Jazz Bashara is a criminal.
Well, sort of. Life on Artemis, the first and only city on the moon, is tough if you’re not a rich tourist or an eccentric billionaire. So smuggling in the occasional harmless bit of contraband barely counts, right? Not when you’ve got debts to pay and your job as a porter barely covers the rent.
Everything changes when Jazz sees the chance to commit the perfect crime, with a reward too lucrative to turn down. But pulling off the impossible is just the start of Jazz’s problems, as she learns that she’s stepped square into a conspiracy for control of Artemis itself – and that now, her only chance at survival lies in a gambit even more unlikely than the first.
First off, let me just say that I loved the Martian. I loved the premise, the setting, the character of Mark Watney and his internal monologue as he figured his way through life on Mars. Even the movie was pretty good.
So it was with no small measure of excitement that I opened a parcel to find Andy Weir’s second book, Artemis. The TBR pile was pushed unceremoniously to one side and I sat down to read it.
Alas, I was disappointed. My first problem was with Jazz herself – she comes across as a bouncy enthusiastic teen, which would be absolutely fine, but it turned out she’s supposed to be in her mid-twenties. I did like a lot of the other characters, and found them at times to be better written and more… plausible? Particularly fond of Svoboda, Jazz’s excitable engineer friend. Jazz was a bit too much of a Mary Sue for me – very very competent, and nothing much seemed to get in her way – some quite dicey situations cropped up but were too swiftly resolved with no real sense of peril.

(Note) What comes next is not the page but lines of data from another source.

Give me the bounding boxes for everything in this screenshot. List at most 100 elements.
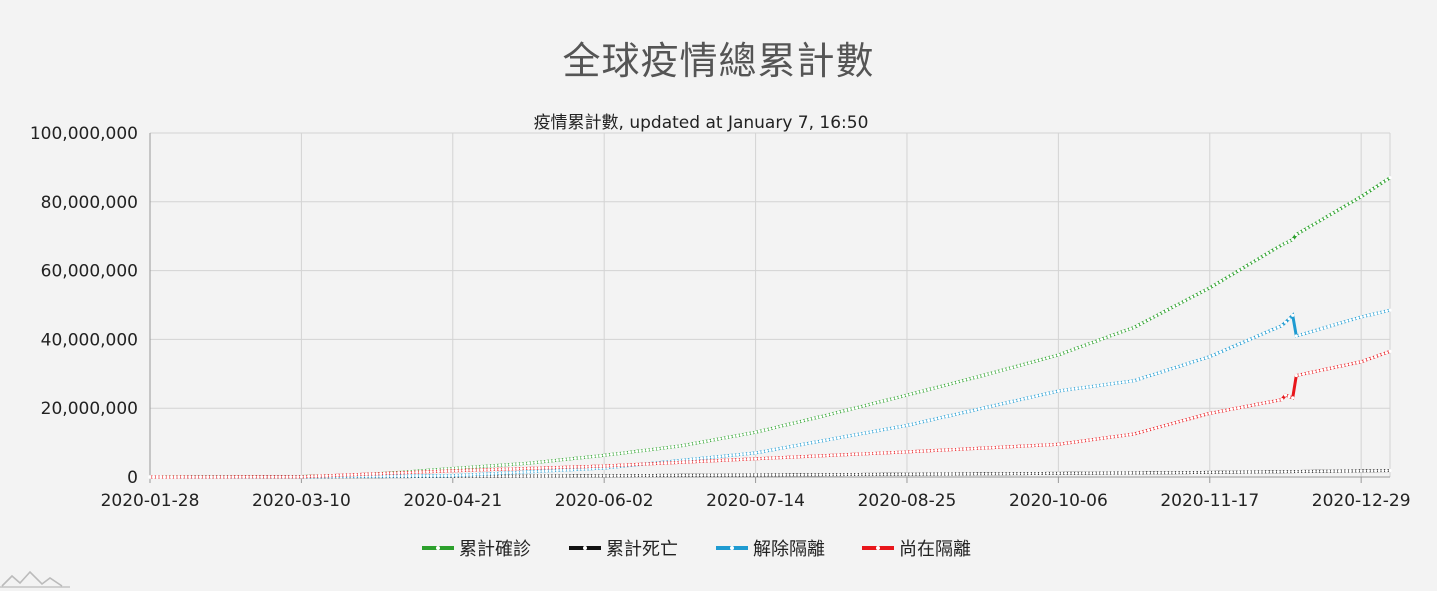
data-point bbox=[649, 448, 653, 452]
data-point bbox=[1359, 315, 1363, 319]
data-point bbox=[1078, 471, 1082, 475]
data-point bbox=[389, 474, 394, 478]
data-point bbox=[599, 454, 603, 458]
data-point bbox=[991, 404, 996, 408]
data-point bbox=[1118, 331, 1122, 335]
data-point bbox=[1103, 336, 1107, 340]
data-point bbox=[361, 472, 365, 476]
data-point bbox=[368, 472, 372, 476]
series-0 bbox=[148, 176, 1392, 479]
data-point bbox=[959, 472, 963, 476]
data-point bbox=[1276, 398, 1280, 402]
data-point bbox=[296, 475, 300, 479]
legend[interactable]: 累計確診 累計死亡 解除隔離 尚在隔離 bbox=[422, 539, 971, 560]
data-point bbox=[768, 448, 772, 452]
data-point bbox=[1388, 349, 1392, 353]
data-point bbox=[454, 466, 458, 470]
data-point bbox=[195, 475, 199, 479]
data-point bbox=[1345, 203, 1349, 207]
data-point bbox=[631, 463, 635, 467]
data-point bbox=[562, 465, 567, 469]
data-point bbox=[400, 471, 404, 475]
data-point bbox=[901, 472, 906, 476]
data-point bbox=[375, 472, 379, 476]
data-point bbox=[1384, 469, 1388, 473]
data-point bbox=[710, 473, 714, 477]
data-point bbox=[981, 472, 985, 476]
legend-item[interactable]: 累計確診 bbox=[422, 539, 531, 560]
data-point bbox=[1082, 344, 1086, 348]
data-point bbox=[1276, 325, 1280, 329]
data-point bbox=[1064, 388, 1068, 392]
data-point bbox=[905, 423, 909, 427]
legend-item[interactable]: 解除隔離 bbox=[716, 539, 825, 560]
data-point bbox=[530, 470, 534, 474]
data-point bbox=[339, 473, 343, 477]
data-point bbox=[790, 444, 794, 448]
data-point bbox=[963, 378, 967, 382]
data-point bbox=[444, 469, 448, 473]
data-point bbox=[880, 472, 884, 476]
data-point bbox=[595, 454, 599, 458]
data-point bbox=[1024, 396, 1028, 400]
data-point bbox=[1024, 362, 1028, 366]
data-point bbox=[811, 416, 815, 420]
data-point bbox=[1374, 312, 1378, 316]
data-point bbox=[1366, 190, 1370, 194]
data-point bbox=[1193, 359, 1197, 363]
data-point bbox=[840, 473, 844, 477]
data-point bbox=[487, 474, 491, 478]
data-point bbox=[872, 401, 877, 405]
data-point bbox=[818, 439, 823, 443]
data-point bbox=[1038, 443, 1042, 447]
data-point bbox=[519, 462, 523, 466]
data-point bbox=[498, 471, 502, 475]
data-point bbox=[945, 414, 949, 418]
data-point bbox=[1035, 471, 1039, 476]
data-point bbox=[1027, 471, 1032, 476]
data-point bbox=[822, 454, 826, 458]
y-tick-label: 100,000,000 bbox=[30, 124, 138, 144]
data-point bbox=[1309, 330, 1313, 334]
data-point bbox=[829, 473, 833, 477]
data-point bbox=[1222, 348, 1226, 352]
data-point bbox=[552, 466, 556, 470]
data-point bbox=[815, 454, 819, 458]
data-point bbox=[1370, 356, 1374, 360]
data-point bbox=[1370, 312, 1374, 317]
data-point bbox=[1388, 176, 1392, 180]
data-point bbox=[1085, 471, 1089, 475]
data-point bbox=[216, 475, 221, 479]
data-point bbox=[927, 472, 931, 476]
data-point bbox=[1262, 401, 1266, 405]
data-point bbox=[487, 468, 491, 472]
data-point bbox=[736, 434, 740, 438]
data-point bbox=[570, 468, 574, 472]
data-point bbox=[476, 468, 480, 472]
data-point bbox=[995, 472, 999, 476]
data-point bbox=[717, 473, 722, 477]
legend-item[interactable]: 尚在隔離 bbox=[862, 539, 971, 560]
legend-item[interactable]: 累計死亡 bbox=[569, 539, 678, 560]
data-point bbox=[1359, 469, 1363, 473]
data-point bbox=[1265, 470, 1269, 474]
data-point bbox=[1291, 470, 1295, 474]
data-point bbox=[977, 472, 981, 476]
data-point bbox=[526, 474, 531, 478]
data-point bbox=[1298, 373, 1302, 377]
data-point bbox=[1366, 357, 1370, 361]
data-point bbox=[768, 427, 772, 431]
data-point bbox=[1258, 470, 1262, 474]
data-point bbox=[588, 464, 592, 469]
data-point bbox=[1110, 471, 1114, 475]
data-point bbox=[505, 471, 509, 475]
data-point bbox=[869, 430, 873, 434]
data-point bbox=[1096, 471, 1100, 475]
data-point bbox=[389, 471, 394, 475]
data-point bbox=[772, 448, 776, 452]
data-point bbox=[916, 421, 920, 425]
data-point bbox=[1009, 366, 1014, 370]
data-point bbox=[963, 472, 967, 476]
data-point bbox=[653, 447, 657, 451]
data-point bbox=[678, 473, 682, 477]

Some of the science seemed a bit shonky too, which *really* surprised me. Unless my understanding of lighting fires around pure oxygen is off (don’t do it kids, things go BADABOOM), bits of the story made me scratch my head.

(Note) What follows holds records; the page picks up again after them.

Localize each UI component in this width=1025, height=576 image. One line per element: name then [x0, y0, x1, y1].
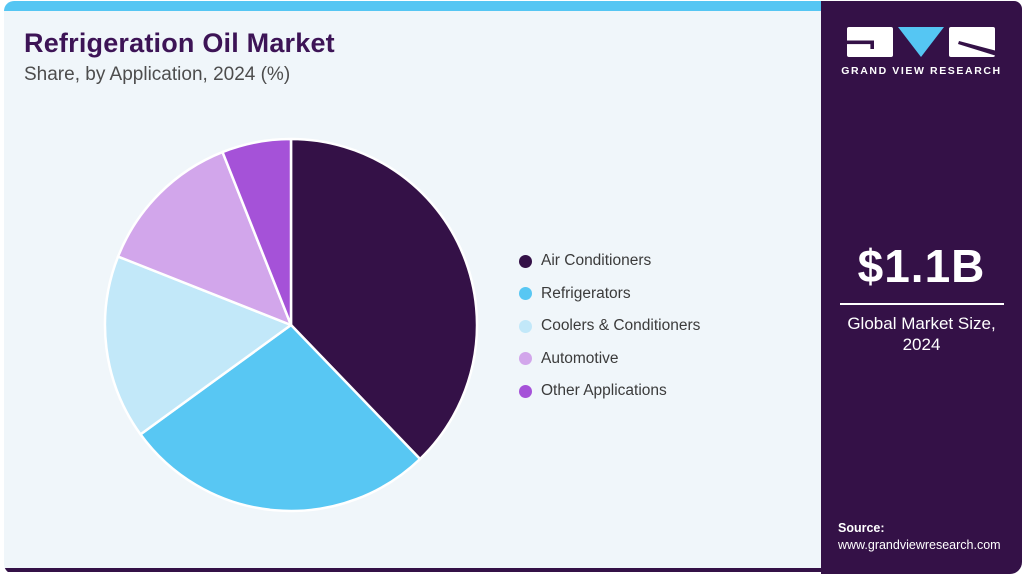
legend-label: Coolers & Conditioners [541, 317, 701, 334]
pie-slice-coolers-conditioners [103, 255, 293, 436]
pie-chart-svg [103, 137, 479, 513]
logo-g-glyph [846, 27, 893, 57]
bottom-accent-bar [4, 568, 821, 572]
pie-slice-automotive [116, 150, 293, 327]
legend-item: Coolers & Conditioners [519, 316, 700, 336]
gvr-logo-icon [846, 27, 995, 57]
logo-v-glyph [897, 27, 944, 57]
divider-line [839, 303, 1004, 305]
bottom-pad [4, 572, 821, 574]
source-block: Source: www.grandviewresearch.com [838, 520, 1001, 554]
top-accent-bar [4, 1, 821, 11]
source-url: www.grandviewresearch.com [838, 538, 1001, 552]
market-size-label: Global Market Size, 2024 [847, 314, 996, 354]
legend-item: Other Applications [519, 381, 700, 401]
brand-logo: GRAND VIEW RESEARCH [821, 27, 1022, 77]
logo-r-glyph [948, 27, 995, 57]
brand-sidebar: GRAND VIEW RESEARCH $1.1B Global Market … [821, 1, 1022, 574]
legend-swatch-icon [519, 352, 532, 365]
source-label: Source: [838, 521, 885, 535]
legend-label: Refrigerators [541, 284, 631, 302]
legend-item: Air Conditioners [519, 251, 700, 271]
legend-item: Automotive [519, 349, 700, 369]
page-title: Refrigeration Oil Market [24, 28, 335, 58]
legend-label: Other Applications [541, 382, 667, 399]
legend-swatch-icon [519, 254, 532, 268]
market-size-block: $1.1B Global Market Size, 2024 [821, 239, 1022, 355]
infographic-frame: Refrigeration Oil Market Share, by Appli… [4, 1, 1022, 574]
chart-legend: Air Conditioners Refrigerators Coolers & C… [519, 251, 700, 414]
legend-label: Automotive [541, 349, 619, 367]
chart-panel: Refrigeration Oil Market Share, by Appli… [4, 1, 821, 574]
page-subtitle: Share, by Application, 2024 (%) [24, 64, 291, 85]
pie-slice-other-applications [221, 137, 293, 327]
pie-slice-refrigerators [139, 323, 422, 513]
legend-label: Air Conditioners [541, 252, 652, 269]
pie-slice-air-conditioners [289, 137, 479, 461]
brand-name: GRAND VIEW RESEARCH [841, 65, 1002, 77]
chart-content: Refrigeration Oil Market Share, by Appli… [4, 11, 821, 568]
market-size-value: $1.1B [857, 240, 986, 292]
legend-swatch-icon [519, 287, 532, 300]
legend-item: Refrigerators [519, 284, 700, 304]
pie-chart [101, 135, 481, 515]
legend-swatch-icon [519, 384, 532, 398]
legend-swatch-icon [519, 319, 532, 333]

[Edit] having spoken to some people about this (thanks @SafeNotAnOption), my grumbles about the sciencey bit may have been unfounded and my understanding of fires in low-pressure O2 environments isn’t what I thought it was. My apologies.
I now return you to the review…
There’s also some weirdness and inconsistency with how things react in the lunar gravity, and a scene involving a free beer which turns out not to be… Minor niggles, but they jarred for me.
The plot itself is a bit on the cheese grater side, but given that a lot of heist movies fall into the same trap I was prepared to forgive it. And the story did grow on me – whilst the first half of the book did feel a bit sluggish and exposition-heavy at times, I rattled through the second half and found myself quite enjoying it towards the end.
There’s a cracking story in there somewhere, it just feels a bit… muddled in places. A friend commented that he suspected that Mark Watney in The Martian *was* Andy Weir – figuring out the problems in his head as the character had more misfortune lumped on him, and I agree. In The Martian, the style really worked, but here there’s a bit too much info-dumping as the author tries to set up the next thing.
Artemis will shift by the bucketload, given its provenance. It’s got Hollywood written all over it too, and I reckon it’ll make for a fantastic movie, given the right casting.
Artemis by Andy Weir is published by Del Rey and is out on 14th November.
Many thanks to Emma and Del Rey for the gorgeous advance copy for review. It really is stunning!